昭和天皇と共に戦争の記憶も思い起こされる。山岡さんは、天皇陛下が来たときのことよりも、当時抱いていた貧しい思いの方が記憶に残っているという。

「兵隊さんのことを思いなさい」と言われ、はだしで学校に行っていたと話す原園さん。山岡さんも「そういう目に遭っているから戦争に負けたときはほっとした。みんな泣いているが、私ら子どもはほっとした」と、当時の心境について語った。

お召し列車の物語は次の世代へ…

お召し列車は1968年まで土讃線で活躍。1970年の交通公園の開園に合わせて旧国鉄から提供された。しかし、その後54年にわたり、お召し列車という事実は世に知られず埋もれ続けてきた。

原名誉教授によれば「その機関車が現役時代に天皇が乗った客車を引っ張ったことがある、みたいな細かい記録を展示している例はほとんどない」という。

幼い大作さんに祖父の茂時さんはよく「交通公園のSLは、おじいちゃんも運転したことがある」と聞かされていたという。

「いい思い出しかなくて」と大作さんは涙ぐみながら、祖父との記憶に思いをはせていた。

大作さんは息子2人に「僕のおじいちゃんが昔、(お召し列車を)運転していた」と伝えたいという。また、「天皇陛下が乗ったことがあるこの汽車を(見せに)、将来息子に子供ができたら、ここに遊びにつれてきてほしい」とも話した。

祖父が残した写真が、74年の時を経て孫に伝えたお召し列車の物語。
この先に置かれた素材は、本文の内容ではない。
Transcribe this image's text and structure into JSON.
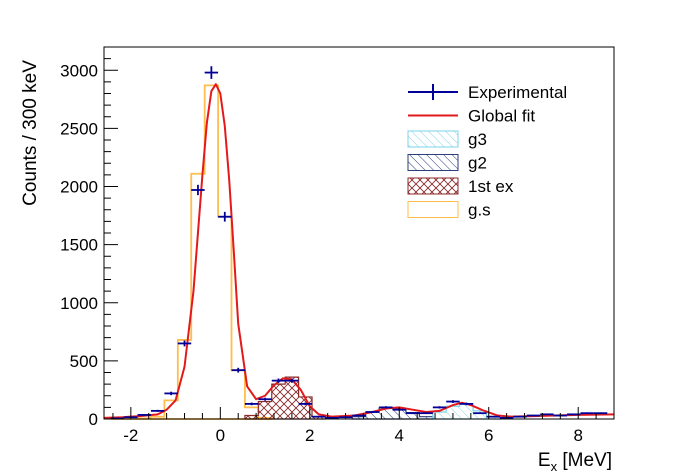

新たな思い出を乗せて次の世代へと受け継がれる。

【取材後記】
「高知市の住宅でお召し列車とみられる写真が発見された」という一報から今回の取材が始まった。最も苦労したのは“お召し列車の証明”だった。

専門家は「交差する国旗と菊の紋があり、明らかにお召し列車だ」と言う。しかし、写真が撮影された日時や場所も不明で、断定するには心もとない。

「昭和天皇が高知に来た1950年に型番『C58 335』の列車に乗った」という公式な記録の確認が必要だった。しかし、県や高知市をはじめ、JRや旧国鉄職員らに取材をしても、口をそろえて「そんな資料は残っていない」と言う。

突破口になったのは、県庁に保管されていた『高知県行幸誌』だった。お召し列車の写真が掲載されていて、プレートを見ると、後ろ3桁が『335』と確認できた。しかし、前の部分は国旗に隠れて見えなかった。

残された『C58』の手がかりを求めて、当時の新聞記事を読み漁ると、お召し列車の試運転が行われたことを報じる記事の中に「お召し列車はC58機関車と客車7両で編成」という記載を見つけた。点と点がつながり、忘れられた昭和の歴史がよみがえった瞬間だった。

観光資源としての活用など、令和の時代に新たに紡がれていく“お召し列車の物語”を今後も取材していきたい。